La lettera di un guerrigliero

È il 3 ottobre del 1965 e si costituisce il Comitato Centrale del Partito Comunista di Cuba. La guida di Fidel ha reso possibile l’unità delle diverse forze politiche che hanno affrontato il regime di Batista.

Nella presentazione c’è un assente che riunisce tutti i meriti. E allora Fidel legge la lettera di commiato del Che.

È una delle lettere più commoventi della storia di Cuba.

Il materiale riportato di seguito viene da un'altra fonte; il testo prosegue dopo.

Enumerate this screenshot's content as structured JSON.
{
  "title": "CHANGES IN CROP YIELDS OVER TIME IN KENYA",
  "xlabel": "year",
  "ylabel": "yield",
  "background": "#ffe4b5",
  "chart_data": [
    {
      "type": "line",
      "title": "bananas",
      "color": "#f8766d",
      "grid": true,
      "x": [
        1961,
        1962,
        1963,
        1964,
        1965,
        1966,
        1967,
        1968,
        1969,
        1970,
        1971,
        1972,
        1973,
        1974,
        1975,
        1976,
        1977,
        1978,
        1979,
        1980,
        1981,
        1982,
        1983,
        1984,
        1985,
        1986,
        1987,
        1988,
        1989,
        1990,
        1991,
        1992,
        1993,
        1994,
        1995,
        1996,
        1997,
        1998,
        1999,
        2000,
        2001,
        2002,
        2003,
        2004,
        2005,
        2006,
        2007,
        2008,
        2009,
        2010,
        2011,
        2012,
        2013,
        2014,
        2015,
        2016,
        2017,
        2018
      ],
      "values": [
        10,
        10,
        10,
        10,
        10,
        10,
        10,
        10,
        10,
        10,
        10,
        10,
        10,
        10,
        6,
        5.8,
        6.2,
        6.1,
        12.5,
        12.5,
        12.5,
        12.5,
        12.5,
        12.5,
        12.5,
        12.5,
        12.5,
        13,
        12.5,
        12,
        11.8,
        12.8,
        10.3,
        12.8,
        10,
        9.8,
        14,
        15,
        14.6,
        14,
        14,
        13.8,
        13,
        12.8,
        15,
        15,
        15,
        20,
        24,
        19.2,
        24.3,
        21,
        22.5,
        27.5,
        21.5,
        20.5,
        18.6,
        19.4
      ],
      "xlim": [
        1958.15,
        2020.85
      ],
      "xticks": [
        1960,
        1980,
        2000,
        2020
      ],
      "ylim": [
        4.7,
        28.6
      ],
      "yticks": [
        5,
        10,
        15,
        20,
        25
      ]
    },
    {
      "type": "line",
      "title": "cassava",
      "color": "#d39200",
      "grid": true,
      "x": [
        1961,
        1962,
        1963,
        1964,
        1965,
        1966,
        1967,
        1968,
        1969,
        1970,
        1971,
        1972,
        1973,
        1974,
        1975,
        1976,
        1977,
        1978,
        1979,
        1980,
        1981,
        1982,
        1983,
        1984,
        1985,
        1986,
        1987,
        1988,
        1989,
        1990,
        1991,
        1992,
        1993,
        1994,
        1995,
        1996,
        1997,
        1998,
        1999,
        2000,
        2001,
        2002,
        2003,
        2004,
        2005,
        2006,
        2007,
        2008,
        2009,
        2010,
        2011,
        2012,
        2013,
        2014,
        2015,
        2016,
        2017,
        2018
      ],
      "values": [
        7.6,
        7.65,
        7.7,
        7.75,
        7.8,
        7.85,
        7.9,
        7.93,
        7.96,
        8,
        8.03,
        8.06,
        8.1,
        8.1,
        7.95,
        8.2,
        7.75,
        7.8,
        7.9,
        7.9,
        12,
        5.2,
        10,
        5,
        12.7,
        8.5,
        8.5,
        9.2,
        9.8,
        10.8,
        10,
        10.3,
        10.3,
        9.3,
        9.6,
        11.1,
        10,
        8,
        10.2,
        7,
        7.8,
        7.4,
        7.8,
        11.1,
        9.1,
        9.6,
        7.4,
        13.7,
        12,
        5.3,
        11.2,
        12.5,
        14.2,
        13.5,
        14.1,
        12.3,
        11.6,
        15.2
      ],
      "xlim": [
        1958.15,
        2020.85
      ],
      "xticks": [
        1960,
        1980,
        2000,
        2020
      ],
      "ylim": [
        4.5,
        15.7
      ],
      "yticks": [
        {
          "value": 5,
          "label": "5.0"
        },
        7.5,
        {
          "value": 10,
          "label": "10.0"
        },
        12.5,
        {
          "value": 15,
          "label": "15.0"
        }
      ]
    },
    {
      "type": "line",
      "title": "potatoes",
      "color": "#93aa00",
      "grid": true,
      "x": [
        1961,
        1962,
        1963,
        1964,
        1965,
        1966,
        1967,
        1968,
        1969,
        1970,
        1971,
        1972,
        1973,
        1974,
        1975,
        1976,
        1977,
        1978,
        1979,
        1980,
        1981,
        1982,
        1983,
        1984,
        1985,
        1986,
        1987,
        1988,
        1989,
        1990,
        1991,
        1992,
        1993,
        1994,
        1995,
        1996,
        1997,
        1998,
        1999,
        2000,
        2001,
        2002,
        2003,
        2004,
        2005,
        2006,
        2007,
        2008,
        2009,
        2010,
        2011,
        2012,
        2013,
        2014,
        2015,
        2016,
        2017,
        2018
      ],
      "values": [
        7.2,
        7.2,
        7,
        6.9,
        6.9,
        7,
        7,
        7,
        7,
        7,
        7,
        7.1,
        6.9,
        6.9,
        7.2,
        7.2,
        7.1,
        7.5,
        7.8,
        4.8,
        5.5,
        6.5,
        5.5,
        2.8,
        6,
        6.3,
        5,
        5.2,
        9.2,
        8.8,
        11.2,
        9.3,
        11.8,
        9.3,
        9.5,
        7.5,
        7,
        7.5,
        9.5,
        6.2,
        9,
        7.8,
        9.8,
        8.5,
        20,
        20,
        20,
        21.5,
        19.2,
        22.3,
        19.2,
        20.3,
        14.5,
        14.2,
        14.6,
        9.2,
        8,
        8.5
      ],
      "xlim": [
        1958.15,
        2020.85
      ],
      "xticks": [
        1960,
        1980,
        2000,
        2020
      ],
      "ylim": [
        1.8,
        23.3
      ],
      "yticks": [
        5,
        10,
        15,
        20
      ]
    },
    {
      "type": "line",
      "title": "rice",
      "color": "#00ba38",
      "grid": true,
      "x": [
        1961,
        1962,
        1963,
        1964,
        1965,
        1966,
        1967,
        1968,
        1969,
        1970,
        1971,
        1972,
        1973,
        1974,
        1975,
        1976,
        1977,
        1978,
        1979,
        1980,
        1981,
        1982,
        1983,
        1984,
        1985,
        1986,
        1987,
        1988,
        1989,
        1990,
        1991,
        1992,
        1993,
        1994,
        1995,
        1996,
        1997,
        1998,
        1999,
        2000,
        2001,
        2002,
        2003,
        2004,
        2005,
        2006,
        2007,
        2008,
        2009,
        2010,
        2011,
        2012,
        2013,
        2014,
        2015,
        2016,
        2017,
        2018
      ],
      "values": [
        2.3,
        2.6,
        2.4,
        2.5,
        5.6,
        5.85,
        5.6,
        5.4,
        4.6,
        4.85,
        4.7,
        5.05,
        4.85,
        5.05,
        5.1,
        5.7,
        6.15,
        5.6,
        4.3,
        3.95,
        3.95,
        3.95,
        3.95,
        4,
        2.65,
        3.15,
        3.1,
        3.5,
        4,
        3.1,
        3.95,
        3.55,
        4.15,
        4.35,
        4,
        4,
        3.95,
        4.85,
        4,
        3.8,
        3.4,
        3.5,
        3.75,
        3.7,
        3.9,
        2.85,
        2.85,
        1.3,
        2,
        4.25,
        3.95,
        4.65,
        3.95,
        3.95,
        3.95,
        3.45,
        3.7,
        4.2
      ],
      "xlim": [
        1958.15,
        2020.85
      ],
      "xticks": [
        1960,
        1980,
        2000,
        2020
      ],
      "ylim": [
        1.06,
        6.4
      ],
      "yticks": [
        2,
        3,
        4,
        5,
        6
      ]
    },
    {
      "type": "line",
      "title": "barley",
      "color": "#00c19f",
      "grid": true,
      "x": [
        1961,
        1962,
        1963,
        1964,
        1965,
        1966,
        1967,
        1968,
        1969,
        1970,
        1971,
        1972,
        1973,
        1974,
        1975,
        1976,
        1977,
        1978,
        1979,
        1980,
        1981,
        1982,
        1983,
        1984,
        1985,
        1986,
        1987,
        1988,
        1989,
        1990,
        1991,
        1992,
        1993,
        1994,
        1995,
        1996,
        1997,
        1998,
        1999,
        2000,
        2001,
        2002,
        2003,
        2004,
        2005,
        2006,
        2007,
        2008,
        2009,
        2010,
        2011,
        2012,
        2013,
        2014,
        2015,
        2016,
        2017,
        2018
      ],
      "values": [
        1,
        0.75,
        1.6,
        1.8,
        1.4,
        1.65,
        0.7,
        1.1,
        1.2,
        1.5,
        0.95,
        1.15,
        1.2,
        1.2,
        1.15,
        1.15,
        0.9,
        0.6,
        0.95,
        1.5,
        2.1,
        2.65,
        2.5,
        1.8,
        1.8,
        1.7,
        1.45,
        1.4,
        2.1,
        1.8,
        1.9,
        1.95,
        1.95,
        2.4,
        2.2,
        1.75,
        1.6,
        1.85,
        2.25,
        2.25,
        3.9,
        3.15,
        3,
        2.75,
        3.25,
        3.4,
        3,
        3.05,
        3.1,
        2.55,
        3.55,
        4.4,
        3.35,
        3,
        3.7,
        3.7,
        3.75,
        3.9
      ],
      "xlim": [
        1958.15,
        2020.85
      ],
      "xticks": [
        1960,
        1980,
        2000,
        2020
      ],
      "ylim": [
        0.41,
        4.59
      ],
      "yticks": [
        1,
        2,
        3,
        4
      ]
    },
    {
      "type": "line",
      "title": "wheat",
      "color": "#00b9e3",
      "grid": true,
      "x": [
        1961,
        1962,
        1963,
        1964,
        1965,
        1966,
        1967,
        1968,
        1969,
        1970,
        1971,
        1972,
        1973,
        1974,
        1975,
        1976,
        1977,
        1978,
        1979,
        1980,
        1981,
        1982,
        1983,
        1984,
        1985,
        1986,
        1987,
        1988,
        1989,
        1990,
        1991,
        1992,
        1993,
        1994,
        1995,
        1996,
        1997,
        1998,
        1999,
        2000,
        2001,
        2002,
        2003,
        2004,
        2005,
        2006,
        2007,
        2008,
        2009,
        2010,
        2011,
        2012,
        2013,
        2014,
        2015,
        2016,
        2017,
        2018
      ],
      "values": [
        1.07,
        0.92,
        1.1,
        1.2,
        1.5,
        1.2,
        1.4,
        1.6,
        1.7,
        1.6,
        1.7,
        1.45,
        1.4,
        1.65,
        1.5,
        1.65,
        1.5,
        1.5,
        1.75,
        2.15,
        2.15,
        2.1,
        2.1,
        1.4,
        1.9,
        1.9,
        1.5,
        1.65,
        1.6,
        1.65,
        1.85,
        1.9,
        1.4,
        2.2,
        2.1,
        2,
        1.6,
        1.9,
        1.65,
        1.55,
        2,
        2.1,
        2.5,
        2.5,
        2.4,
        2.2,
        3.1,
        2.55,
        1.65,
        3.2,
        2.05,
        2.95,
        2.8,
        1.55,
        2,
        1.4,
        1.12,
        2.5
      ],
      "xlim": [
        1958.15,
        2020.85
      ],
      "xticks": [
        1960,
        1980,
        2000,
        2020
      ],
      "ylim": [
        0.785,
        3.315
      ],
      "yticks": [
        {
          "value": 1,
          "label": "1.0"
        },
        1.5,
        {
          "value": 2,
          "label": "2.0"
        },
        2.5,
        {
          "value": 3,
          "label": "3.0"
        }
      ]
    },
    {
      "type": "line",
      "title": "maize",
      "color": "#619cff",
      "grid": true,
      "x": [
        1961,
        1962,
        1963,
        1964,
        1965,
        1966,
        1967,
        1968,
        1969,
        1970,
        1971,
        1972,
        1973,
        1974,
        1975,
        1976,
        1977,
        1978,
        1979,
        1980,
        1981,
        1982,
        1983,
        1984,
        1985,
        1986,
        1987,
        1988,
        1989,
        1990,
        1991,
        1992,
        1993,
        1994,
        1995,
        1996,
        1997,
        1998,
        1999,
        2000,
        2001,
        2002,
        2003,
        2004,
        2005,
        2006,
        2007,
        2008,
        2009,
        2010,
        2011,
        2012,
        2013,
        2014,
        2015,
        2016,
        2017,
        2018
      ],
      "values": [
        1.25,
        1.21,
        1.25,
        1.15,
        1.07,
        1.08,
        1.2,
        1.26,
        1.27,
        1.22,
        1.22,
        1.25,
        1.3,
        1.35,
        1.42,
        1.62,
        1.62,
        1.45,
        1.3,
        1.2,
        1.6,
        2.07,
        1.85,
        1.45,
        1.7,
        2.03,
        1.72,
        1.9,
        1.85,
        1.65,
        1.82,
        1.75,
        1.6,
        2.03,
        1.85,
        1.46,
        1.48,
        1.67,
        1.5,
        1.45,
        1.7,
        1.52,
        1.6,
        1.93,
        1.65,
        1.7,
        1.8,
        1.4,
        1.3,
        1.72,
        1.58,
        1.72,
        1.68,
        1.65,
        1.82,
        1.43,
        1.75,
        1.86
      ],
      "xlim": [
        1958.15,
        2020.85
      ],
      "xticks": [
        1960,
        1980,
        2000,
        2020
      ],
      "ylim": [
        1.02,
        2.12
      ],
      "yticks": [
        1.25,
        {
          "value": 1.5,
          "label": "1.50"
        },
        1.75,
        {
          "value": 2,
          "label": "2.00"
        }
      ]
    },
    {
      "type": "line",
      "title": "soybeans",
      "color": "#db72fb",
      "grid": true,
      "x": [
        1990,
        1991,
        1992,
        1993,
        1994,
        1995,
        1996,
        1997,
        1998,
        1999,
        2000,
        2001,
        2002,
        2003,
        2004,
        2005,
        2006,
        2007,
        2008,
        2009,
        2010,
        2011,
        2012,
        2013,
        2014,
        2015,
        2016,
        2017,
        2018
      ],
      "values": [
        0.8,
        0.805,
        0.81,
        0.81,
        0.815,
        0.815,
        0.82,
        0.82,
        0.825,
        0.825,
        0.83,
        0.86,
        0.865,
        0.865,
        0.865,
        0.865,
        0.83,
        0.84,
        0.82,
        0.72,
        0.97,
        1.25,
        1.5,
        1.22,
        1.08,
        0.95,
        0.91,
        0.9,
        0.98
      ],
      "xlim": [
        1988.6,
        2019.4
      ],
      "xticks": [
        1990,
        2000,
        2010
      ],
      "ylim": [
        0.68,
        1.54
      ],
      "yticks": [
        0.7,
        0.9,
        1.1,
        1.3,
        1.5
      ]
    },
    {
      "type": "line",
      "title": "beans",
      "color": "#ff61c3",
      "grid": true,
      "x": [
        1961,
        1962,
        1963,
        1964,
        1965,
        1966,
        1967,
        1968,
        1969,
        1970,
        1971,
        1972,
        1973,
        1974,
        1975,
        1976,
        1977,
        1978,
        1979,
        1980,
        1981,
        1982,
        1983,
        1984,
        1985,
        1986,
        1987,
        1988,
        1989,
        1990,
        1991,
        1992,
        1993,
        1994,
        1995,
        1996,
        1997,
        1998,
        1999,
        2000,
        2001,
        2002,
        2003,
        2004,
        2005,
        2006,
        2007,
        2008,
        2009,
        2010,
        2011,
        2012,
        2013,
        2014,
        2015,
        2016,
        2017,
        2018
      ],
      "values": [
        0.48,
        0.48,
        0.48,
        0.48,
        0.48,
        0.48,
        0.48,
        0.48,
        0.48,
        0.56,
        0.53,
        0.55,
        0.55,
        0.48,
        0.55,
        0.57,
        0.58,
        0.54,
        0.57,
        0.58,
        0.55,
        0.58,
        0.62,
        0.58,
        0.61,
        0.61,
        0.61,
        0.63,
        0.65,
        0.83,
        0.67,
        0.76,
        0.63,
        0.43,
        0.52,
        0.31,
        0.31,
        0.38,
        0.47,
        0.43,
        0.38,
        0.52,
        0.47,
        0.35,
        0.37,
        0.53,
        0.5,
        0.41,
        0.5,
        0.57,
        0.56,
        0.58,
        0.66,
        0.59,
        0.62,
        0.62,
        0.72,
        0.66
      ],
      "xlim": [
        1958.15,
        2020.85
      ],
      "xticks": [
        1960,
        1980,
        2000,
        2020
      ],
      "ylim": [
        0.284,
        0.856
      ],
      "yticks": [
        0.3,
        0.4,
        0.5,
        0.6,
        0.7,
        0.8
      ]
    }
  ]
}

Esprime una miscela di dolore e di vocazione al servizio degli altri.

Il guerrigliero ricorda dettagli di piccoli e grandi gesti umani, dalla casa di Maria Antonia, dove conobbe Fidel, il rimprovero per non aver avuto più fiducia, la rinuncia a tutti gli incarichi e l’azione d’inchinarsi davanti a un popolo che lo ha accettato come un figlio.

Quando Fidel legge la lettera nel Teatro Chaplin totalmente in silenzio, giunge a un punto in cui gli si chiude la gola: «Altre terre del mondo reclamano la partecipazione dei miei modesti sforzi… nei nuovi campi di battaglia porterò la fede che mi hai inculcato, lo spirito rivoluzionario del mio popolo, la sensazione di compiere il più sacro dei doveri, la lotta contro l’imperialismo dovunque sia e questo conforta e cura decisamente qualsiasi i lacerazione».

Giunge alla fine della lettera e sa che le parole non gli bastano per esprimere tutti i sentimenti, ma ha la frase esatta che riassume la fede nella vita: « Hasta la victoria siempre. Patria o Muerte!»

I nuovi campi di battaglia del Che sono in Congo e poi in Bolivia, dove sparge il suo sangue generoso. Sa come il poeta che «l’era sta partorendo un cuore».

E se qualcuno chiedesse, valeva la pena morire per gli altri?

Incontrerebbe la risposta nella decisione di Máximo Gómez, Henry Reeve e tanti altri, di venire a combattere per l’indipendenza di Cuba.

In quella lettera del Guerrigliero Eroico, letta il 3 ottobre del 1965, c’era l’annuncio sollevato molti anni dopo in una città del mondo: Il Che vive!